David Coleman Column: My son used to be so placid but he's changed since split with dad
I HAD to separate from my husband due to a very verbally abusive marriage. While I did find the first year hard, I seemed to still have a very balanced little boy. But in the past year it's been very tough going. He is now four years of age.
He had his first full week away from me in September 2012 and since then his behaviour when we go on visits to friends, parks, the pool and so on has been a real struggle.
He throws tantrums if he can't get something he wants, kicks me and uses bad language. I do like to get out with him as I am a lone parent but find when I get home I feel terrible.
He spends every second weekend with his dad, who gives in to him and buys him whatever he wants.
His dad seems to have no routine with him. I can't ask his dad to do as I do as it only causes an argument, so I just parent the way I do and leave it at that.
He used to be such a placid little boy and I always had a great routine with him. It's just his behaviour that I find hard.
IN YOUR house things sound relatively settled and routined. You sound like you have clear expectations of your son and his behaviour. However, from what you describe, his dad takes a much more laissez-faire approach. The week he spent away from you sounds like it may have been quite distressing for him.
A week is a long time to be away at his age. I'm guessing you got little feedback about what happened during that week but it may have been difficult for both him and his dad, neither of whom was used to the other.
Perhaps your son has been acting out his distress since then.
Alternatively, or as well, it may be that since he has been spending more time with his dad, your son has become confused, learning a very different message from his dad, akin to "you can do what you like".
Naturally this would be an appealing message for a child to hear and one that they then are likely to replicate in other situations.
I think you are correct to recognise that you can't really influence what happens in his dad's house at the moment. You can only have an effect in your own house.
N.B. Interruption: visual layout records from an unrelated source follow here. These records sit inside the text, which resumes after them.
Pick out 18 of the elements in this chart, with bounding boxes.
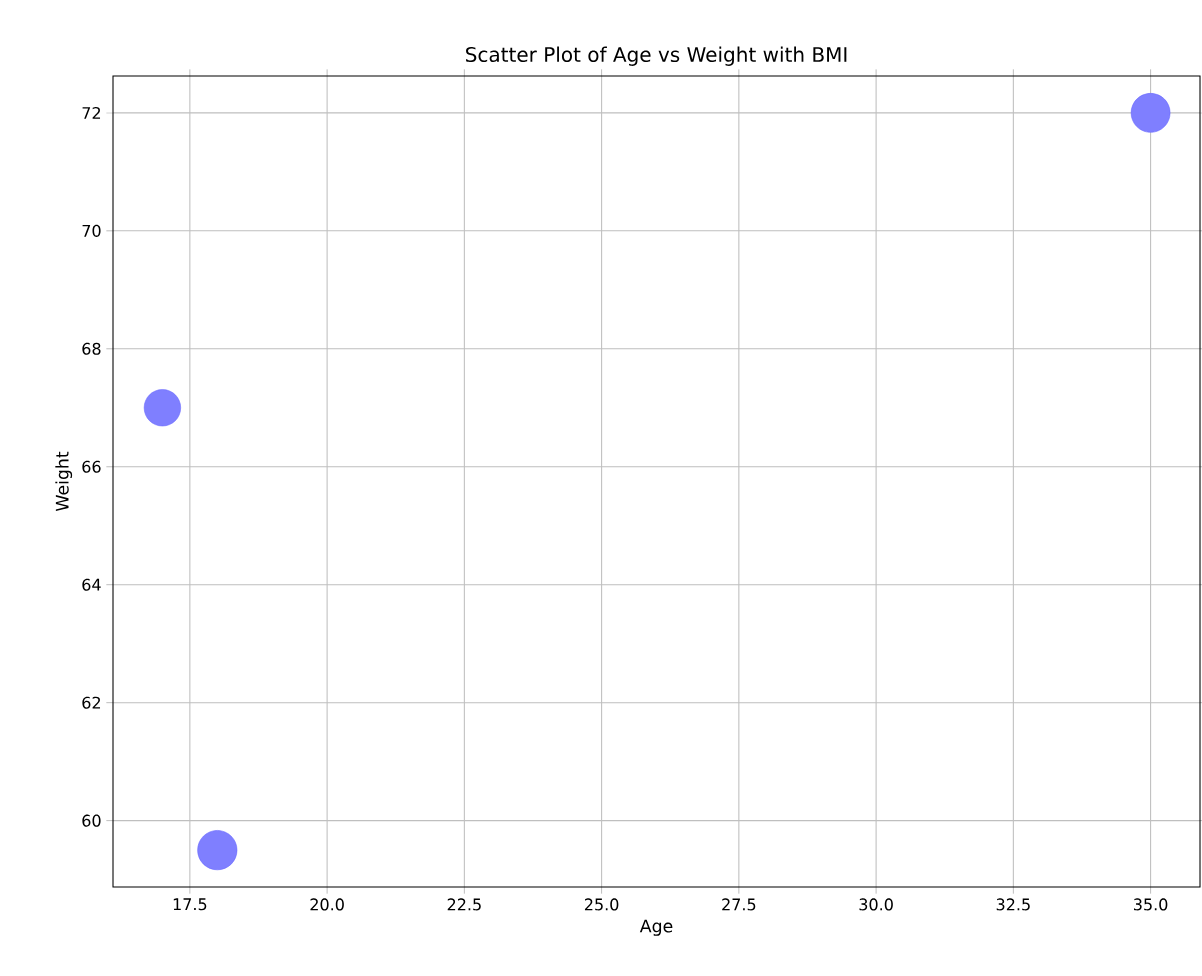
chart-title: Scatter Plot of Age vs Weight with BMI [466, 46, 847, 66]
x-tick-label: 25.0 [584, 898, 619, 911]
y-tick-label: 62 [82, 696, 101, 709]
y-axis-title: Weight [55, 451, 73, 512]
y-tick-label: 66 [82, 460, 101, 473]
x-tick-label: 22.5 [447, 898, 481, 911]
x-tick-label: 17.5 [173, 898, 207, 911]
x-tick-label: 27.5 [722, 898, 756, 911]
y-tick-label: 64 [82, 578, 101, 591]
x-tick-label: 35.0 [1134, 898, 1168, 911]
x-tick-label: 32.5 [996, 898, 1030, 911]
y-tick-label: 60 [82, 814, 101, 827]
x-tick-label: 30.0 [859, 898, 893, 911]
y-tick-label: 68 [82, 342, 101, 355]
y-tick-label: 72 [82, 106, 101, 119]
x-axis-title: Age [639, 919, 673, 936]
x-tick-label: 20.0 [310, 898, 344, 911]
y-tick-label: 70 [82, 224, 101, 237]
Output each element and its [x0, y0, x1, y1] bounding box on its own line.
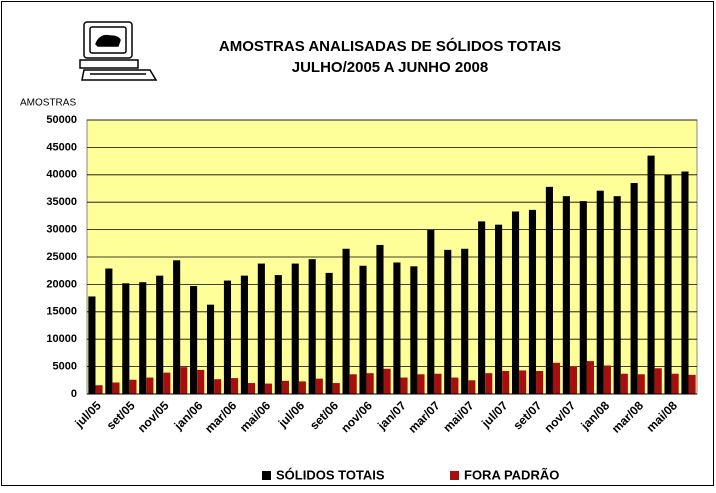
chart-subtitle: JULHO/2005 A JUNHO 2008 [292, 59, 488, 76]
bar [156, 275, 164, 394]
bar [586, 361, 594, 394]
y-tick-label: 40000 [46, 169, 77, 181]
y-tick-label: 20000 [46, 278, 77, 290]
bar [647, 155, 655, 394]
bar [461, 248, 469, 394]
bar [688, 374, 696, 394]
bar [214, 379, 222, 394]
bar [502, 370, 510, 394]
bar [274, 275, 282, 394]
bar [264, 383, 273, 394]
legend-label: SÓLIDOS TOTAIS [276, 467, 385, 482]
chart-title: AMOSTRAS ANALISADAS DE SÓLIDOS TOTAIS [219, 37, 561, 55]
computer-icon [79, 21, 158, 81]
bar [427, 229, 435, 394]
bar [393, 262, 401, 394]
bar [562, 196, 570, 394]
y-tick-label: 30000 [46, 224, 77, 236]
y-tick-label: 5000 [53, 361, 77, 373]
bar [88, 296, 96, 394]
bar [630, 183, 638, 394]
bar [552, 362, 561, 394]
bar [112, 382, 120, 394]
bar [528, 209, 537, 394]
bar [129, 379, 137, 394]
bar [122, 283, 130, 394]
bar [190, 286, 198, 394]
bar [298, 381, 306, 394]
bar [308, 259, 316, 394]
bar [342, 248, 350, 394]
y-tick-label: 50000 [46, 114, 77, 126]
bar [620, 373, 628, 394]
bar [180, 367, 188, 394]
bar [247, 383, 256, 394]
bar [325, 272, 333, 394]
bar [376, 244, 384, 394]
bar [197, 369, 205, 394]
y-tick-label: 15000 [46, 306, 77, 318]
bar [146, 377, 154, 394]
bar [468, 380, 476, 394]
bar [495, 224, 503, 394]
bar [240, 275, 248, 394]
bar [579, 201, 587, 394]
bar [451, 377, 459, 394]
bar [545, 186, 553, 394]
legend-label: FORA PADRÃO [464, 467, 559, 482]
bar [681, 171, 689, 394]
bar [291, 263, 299, 394]
bar [95, 385, 103, 394]
bar [139, 282, 147, 394]
bar [485, 373, 493, 394]
y-axis-label: AMOSTRAS [20, 98, 76, 109]
bar [569, 366, 578, 394]
y-tick-label: 45000 [46, 141, 77, 153]
bar [105, 268, 113, 394]
bar [417, 374, 425, 394]
bar [231, 378, 239, 394]
bar [444, 249, 452, 394]
bar [349, 374, 357, 394]
y-tick-label: 35000 [46, 196, 77, 208]
bar [163, 372, 171, 394]
bar [359, 265, 367, 394]
bar [206, 304, 215, 394]
bar [613, 196, 621, 394]
bar [281, 380, 289, 394]
bar [637, 374, 645, 394]
bar [478, 221, 486, 394]
y-tick-label: 10000 [46, 333, 77, 345]
bar [654, 368, 662, 394]
bar [536, 370, 544, 394]
bar [383, 368, 391, 394]
bar [366, 373, 374, 394]
bar [173, 260, 181, 394]
bar [671, 373, 679, 394]
bar [511, 211, 520, 394]
legend-swatch [450, 471, 459, 480]
bar [664, 174, 672, 394]
bar [400, 377, 408, 394]
y-tick-label: 0 [71, 388, 77, 400]
bar [257, 263, 265, 394]
y-tick-label: 25000 [46, 251, 77, 263]
bar [596, 190, 604, 394]
bar [332, 383, 340, 394]
legend-swatch [262, 471, 271, 480]
bar [519, 370, 527, 394]
bar [434, 373, 442, 394]
bar [223, 280, 232, 394]
bar [410, 266, 418, 394]
bar [603, 365, 611, 394]
bar [315, 378, 323, 394]
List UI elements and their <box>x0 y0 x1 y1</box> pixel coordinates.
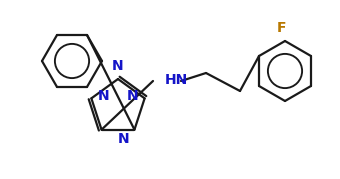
Text: N: N <box>97 89 109 103</box>
Text: HN: HN <box>165 73 188 87</box>
Text: N: N <box>118 132 130 146</box>
Text: F: F <box>277 21 287 35</box>
Text: N: N <box>112 59 124 73</box>
Text: N: N <box>127 89 139 103</box>
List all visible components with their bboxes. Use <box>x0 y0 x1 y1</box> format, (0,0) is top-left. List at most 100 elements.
Down the line, your relationship with his dad might become easier and then it might be possible to suggest ways of dealing with your son to try to increase the consistency of his experience in the two homes.
For now, though, you need to stick quite firmly with your own approach of being kind but determined about what behaviours are acceptable and what behaviours are not.
The good news is that children are very adaptable and flexible and most of them will quickly realise that you can behave one way in one environment, but that you may have to behave a different way in another environment because the rules and expectations may be different.
It is essential that the rules in your house are clear and are predictably and consistently enforced.
At his age he needs to learn from experience that behaviours like hitting, kicking or cursing will have negative consequences for him, such as not being brought out for trips or visits, not being allowed to continue to play with friends for short periods and so on.
Help him to recognise when he feels frustrated or angry at times, but then remind him that he can tell you in words without having to show you by kicking, for example. Then work really hard to catch him being good so that you can praise and reward this behaviour instead.
Having a strong routine in your home is a very good thing, too, as the regularity and predictability of his experiences with you will help him to slot back into his normal, good behaviour with you sooner.